I'm surprised your specialist report would cost thousands, but is the house listed? Does that make a difference in that you need to get a historical expert in? As for the septic tank surely there's a ballpark figure for replacement and moving - just get a quote for the job, I shouldn't have thought that would cost anything.
As for your actual question: no, I would not expect the vendor to pay for any reports that you would use to renegotiate the price. Old buildings are real money pits.

WanderleyWagon Sun 21-Jun-20 16:40:14

As someone who has bought and sold a few times I would not expect to contribute to sellers' surveys (unless perhaps it was a crazy buyers' market, which I don't think it is atm)

I'd either walk away now, or invest the necessary money in doing the surveys. Think of the surveys as an investment to reduce your risk in buying the property - even if they are expensive, they should help you avoid buying a money pit.

fedupandlookingforchange Sun 21-Jun-20 16:43:06

As a seller I wouldn't pay for additional surveys for the potential buyer.
The issue with surveys is they list every issue and potential issue in a long list.
Old houses have problems, you can spend a fortune and cure one problem for another to appear. Some things you just have to live with and accept are part of old houses. Septic tanks/ small sewerage treatment plants can also be rather expensive to both install and maintain.

eurochick Sun 21-Jun-20 16:43:46

In my experience surveyors pretty much always recommend additional surveys. You take a view on whether you want to do them or not. If you do, you pay. As others have said, why would the sellers pay for something to help you negotiate against them?
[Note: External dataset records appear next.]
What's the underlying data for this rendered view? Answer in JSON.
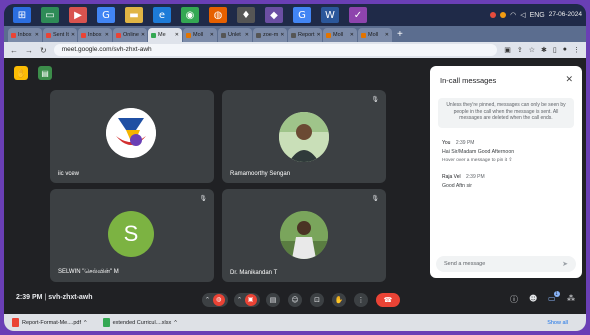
{
  "taskbar": {
    "icons": [
      "windows-icon",
      "monitor-icon",
      "media-icon",
      "chrome-icon",
      "folder-icon",
      "edge-icon",
      "chrome-icon",
      "firefox-icon",
      "app-icon",
      "app-icon",
      "chrome-icon",
      "word-icon",
      "app-icon"
    ],
    "tray_lang": "ENG",
    "tray_date": "27-06-2024"
  },
  "browser": {
    "tabs": [
      {
        "label": "Inbox",
        "color": "#ea4335"
      },
      {
        "label": "Sent It",
        "color": "#ea4335"
      },
      {
        "label": "Inbox",
        "color": "#ea4335"
      },
      {
        "label": "Online",
        "color": "#ea4335"
      },
      {
        "label": "Me",
        "color": "#34a853"
      },
      {
        "label": "Moll ",
        "color": "#e37400"
      },
      {
        "label": "Unlet",
        "color": "#555555"
      },
      {
        "label": "zoe-m",
        "color": "#555555"
      },
      {
        "label": "Report",
        "color": "#555555"
      },
      {
        "label": "Moll ",
        "color": "#e37400"
      },
      {
        "label": "Moll ",
        "color": "#e37400"
      }
    ],
    "url": "meet.google.com/svh-zhxt-awh"
  },
  "meet": {
    "participants": [
      {
        "name": "iic vcew"
      },
      {
        "name": "Ramamoorthy Sengan"
      },
      {
        "name": "SELWIN \"செல்வின்\" M",
        "initial": "S"
      },
      {
        "name": "Dr. Manikandan T"
      }
    ],
    "chat": {
      "title": "In-call messages",
      "notice": "Unless they're pinned, messages can only be seen by people in the call when the message is sent. All messages are deleted when the call ends.",
      "messages": [
        {
          "sender": "You",
          "time": "2:39 PM",
          "text": "Hai Sir/Madam Good Afternoon",
          "hint": "Hover over a message to pin it"
        },
        {
          "sender": "Raja Vel",
          "time": "2:39 PM",
          "text": "Good Aftn sir",
          "hint": ""
        }
      ],
      "input_placeholder": "Send a message"
    },
    "time": "2:39 PM",
    "meeting_code": "svh-zhxt-awh",
    "chat_badge": "1"
  },
  "downloads": {
    "items": [
      {
        "name": "Report-Format-Me....pdf",
        "color": "#ea4335"
      },
      {
        "name": "extended Curricul....xlsx",
        "color": "#34a853"
      }
    ],
    "show_all": "Show all"
  }
}
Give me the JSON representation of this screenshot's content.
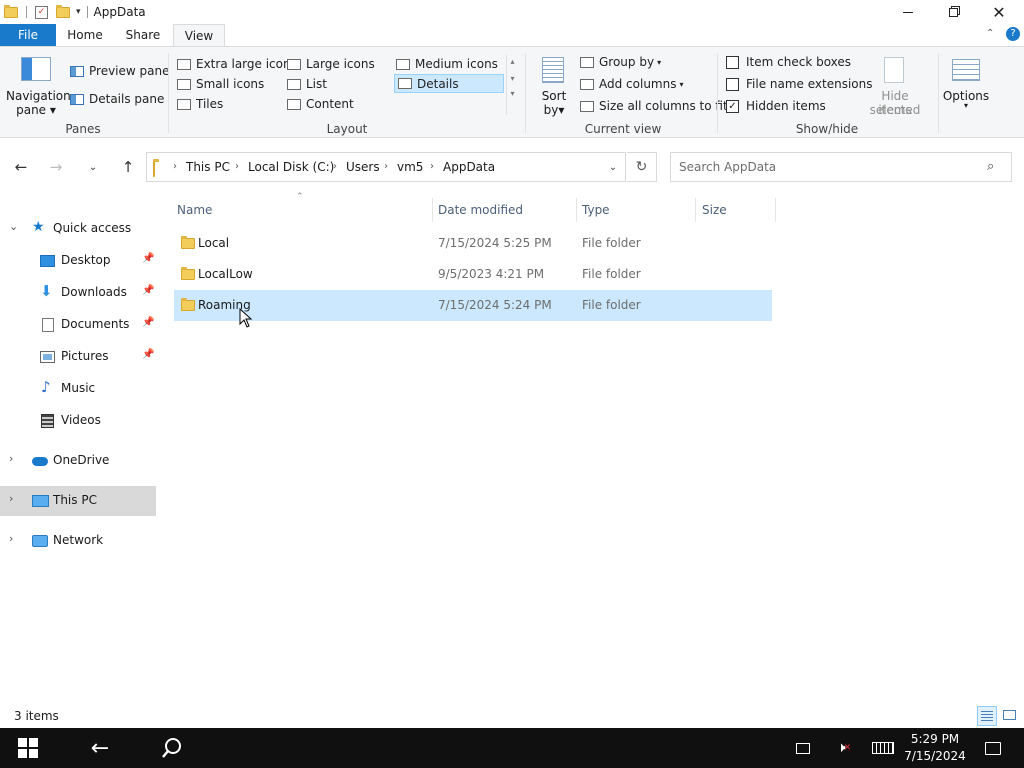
{
  "window": {
    "title": "AppData"
  },
  "tabs": {
    "file": "File",
    "home": "Home",
    "share": "Share",
    "view": "View"
  },
  "ribbon": {
    "panes": {
      "navigation_pane": [
        "Navigation",
        "pane"
      ],
      "preview_pane": "Preview pane",
      "details_pane": "Details pane",
      "label": "Panes"
    },
    "layout": {
      "extra_large_icons": "Extra large icons",
      "large_icons": "Large icons",
      "medium_icons": "Medium icons",
      "small_icons": "Small icons",
      "list": "List",
      "details": "Details",
      "tiles": "Tiles",
      "content": "Content",
      "label": "Layout"
    },
    "current_view": {
      "sort_by": [
        "Sort",
        "by"
      ],
      "group_by": "Group by",
      "add_columns": "Add columns",
      "size_all_columns": "Size all columns to fit",
      "label": "Current view"
    },
    "show_hide": {
      "item_check_boxes": "Item check boxes",
      "file_name_extensions": "File name extensions",
      "hidden_items": "Hidden items",
      "item_check_boxes_checked": false,
      "file_name_extensions_checked": false,
      "hidden_items_checked": true,
      "hide_selected": [
        "Hide selected",
        "items"
      ],
      "label": "Show/hide"
    },
    "options": "Options"
  },
  "address": {
    "breadcrumbs": [
      "This PC",
      "Local Disk (C:)",
      "Users",
      "vm5",
      "AppData"
    ]
  },
  "search": {
    "placeholder": "Search AppData"
  },
  "nav": {
    "quick_access": "Quick access",
    "desktop": "Desktop",
    "downloads": "Downloads",
    "documents": "Documents",
    "pictures": "Pictures",
    "music": "Music",
    "videos": "Videos",
    "onedrive": "OneDrive",
    "this_pc": "This PC",
    "network": "Network"
  },
  "columns": {
    "name": "Name",
    "date_modified": "Date modified",
    "type": "Type",
    "size": "Size"
  },
  "files": [
    {
      "name": "Local",
      "date": "7/15/2024 5:25 PM",
      "type": "File folder",
      "size": ""
    },
    {
      "name": "LocalLow",
      "date": "9/5/2023 4:21 PM",
      "type": "File folder",
      "size": ""
    },
    {
      "name": "Roaming",
      "date": "7/15/2024 5:24 PM",
      "type": "File folder",
      "size": ""
    }
  ],
  "status": {
    "item_count": "3 items"
  },
  "taskbar": {
    "time": "5:29 PM",
    "date": "7/15/2024"
  },
  "colors": {
    "accent": "#1979ca",
    "selection": "#cce8ff",
    "taskbar": "#101010",
    "folder": "#f3cd5a"
  }
}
BlueJava Sun 21-Jun-20 17:07:17

I wouldn't expect the sellers to pay for additional surveys, however if you get a survey done and quotes for remediating work then you could negotiate on price. However, if the timber frame of the house has become rotten in places I'd really be considering whether I liked it that much and would consider pulling out and looking at other properties.

Floatyboat Sun 21-Jun-20 17:09:17

Its a negotiation. One approach would be to request them to demonstrate that the work is satisfactory.

Floatyboat Sun 21-Jun-20 17:10:48

How much would rectifying the issue cost? Ballpark. 10k? maybe just take that off the offer price and see what they say.

KeepingPlain Sun 21-Jun-20 17:15:37

I'd run, not walk. Why would you want to buy a house with issues like that? There are plenty of other houses out there, that just seems like a ton of issues that could end up (and likely will end up) costing way more than you're quoted. You'll never be able to get insurance to pay it either, you will. Do you have the savings for that?